Employees are not the only ones who have to choose the right insurance plans. Employers of all sizes have options when it comes to offering benefits to their employees.
In the health insurance marketplace, there are generally two types of plans an employer can choose: fully-insured and self-funded.
While each plan has its own benefits and disadvantages, it’s a good idea to periodically evaluate what each one would mean for you and your business.
What is the Difference Between Fully-Insured and Self-Funded Insurance Plans?
A fully-insured insurance plan means an employer pays a fixed premium to an insurance carrier, which assumes the risk and manages claims. In contrast, a self-funded plan involves the employer directly covering healthcare claims, offering more flexibility but also greater financial risk.
Fully-Insured Plans
Fully-insured plans are the traditional model for employer-sponsored health insurance. Under this type of plan, employers pay a set premium to an insurance provider, which then takes on the responsibility of managing claims and covering medical expenses.
This predictable cost structure helps employers budget more accurately since the premium amount generally remains the same throughout the policy period.
Pros:
- Financial predictability: Employers can forecast their annual health costs with more certainty.

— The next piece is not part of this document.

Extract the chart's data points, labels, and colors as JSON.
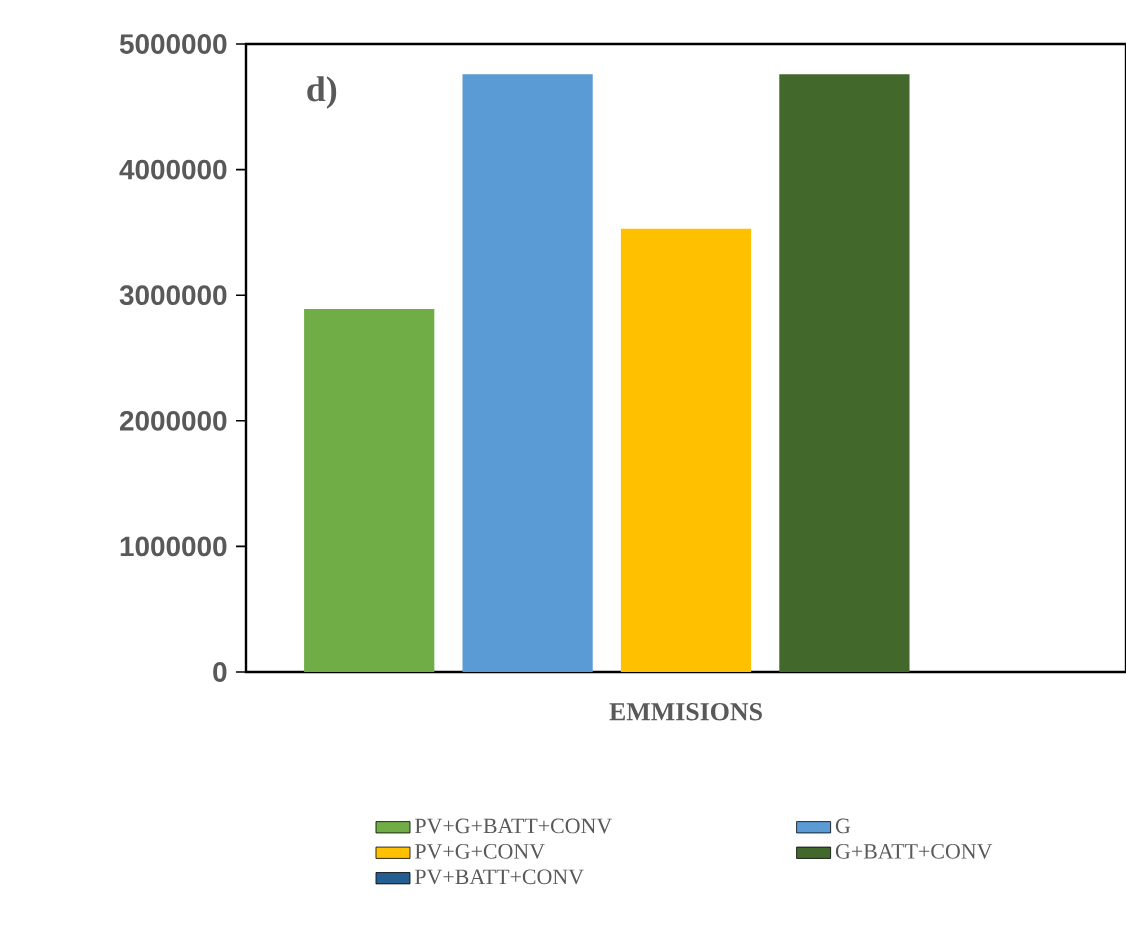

- Risk management: The insurance carrier assumes financial risk, providing stability even during years with high claims.
- Administrative ease: The provider handles claims processing and compliance, thereby reducing the administrative burden on HR teams.
Cons:
- Potentially higher costs: Premiums often include administrative fees and profit margins for the insurer, which can make fully-insured plans more expensive over time.
- Less flexibility: Employers have limited control over plan design and may not tailor benefits as closely to employees’ needs.
- Limited savings: Employers won’t benefit from surplus funds in low-claim years, as these go to the insurance carrier.
The fully insured option suits companies looking for stability and reduced administrative work and who prefer to avoid the risks associated with directly covering healthcare claims.
Fully-Insured Plan Example
Imagine a mid-sized retail company with about 200 employees. To simplify its health benefits, the company opts for a fully insured plan. Each month, it pays a fixed premium to an insurance carrier, say $150,000, regardless of how many claims are filed.
When an employee visits the doctor or undergoes treatment, the insurance carrier handles the claim and pays for the expenses. This structure provides the company with financial predictability, even if claims spike due to an unexpected flu outbreak or several costly medical procedures in one year. However, if the claims are lower than expected, the company won’t see any financial return because the insurer retains the surplus.
Self-Funded Plans
Self-funded plans, also known as self-insured plans, allow employers to cover employees’ medical claims directly rather than paying a fixed premium to an insurance carrier. With this model, employers often partner with a third-party administrator (TPA) to manage claims and ensure compliance, but the financial risk and rewards rest with the company.
Note that under the ACA, according to The Institute for Health Care Consumerism, self-funded plans are NOT:
- Required to provide coverage of essential health benefits (EHB)
- Required to participate in a risk-adjustment system
- Subject to single-risk pool standards
- Subject to 3-1 age pricing compression and other rating mandates
- Subject to medical loss ratio (MLR) mandates
- Subject to review of premium increases
- Subject to the annual insurance fee
Pros:
- Cost savings potential: Employers can save money during low-claim years by avoiding insurers’ fixed premiums and administrative margins.
- Plan customization: Self-funding provides more control over plan design, enabling employers to tailor benefits to suit their workforce’s needs better.
- Transparency: Employers have greater insight into healthcare costs, which can inform decisions to optimize benefits and spending.
Cons:
- Financial risk: Employers are exposed to potentially high costs in years with significant claims, which can strain cash flow.
- Complex administration: Managing a self-funded plan can be more demanding, often requiring partnerships with TPAs or in-house expertise.
- Compliance responsibility: Employers must ensure adherence to healthcare regulations, which adds another layer of complexity to HR operations.
Self-Funded Plan Example
Imagine a tech company with 500 employees that opts for a self-funded plan. It decides to pay healthcare claims as they arise and set up a reserve fund to manage potential high claims. The company collaborates with a TPA for claims processing and compliance.
In a year with low claims, the company benefits by retaining any unspent funds, which can be significant cost savings compared to fixed premiums. However, in a year when several employees need expensive surgeries or extended hospital stays, the company could face higher-than-anticipated costs.
To mitigate this risk, the company purchases stop-loss insurance, which kicks in and covers claims above a certain threshold (e.g., $200,000), helping protect against extreme financial impact.
Choose the Best Plan for Your Company and Employees
When it comes to running a company, there’s a laundry list to think about – including employee benefits. Your options include fully-insured and self-insured, and your choice boils down to how involved you want to be in the process and if your organization can handle financial risk.
Both options have clear pros and cons, so it’s important to evaluate your options every few years as your company grows and hits new financial goals. Doing so will not only benefit the business finances but help offer a better benefit solution for your employees.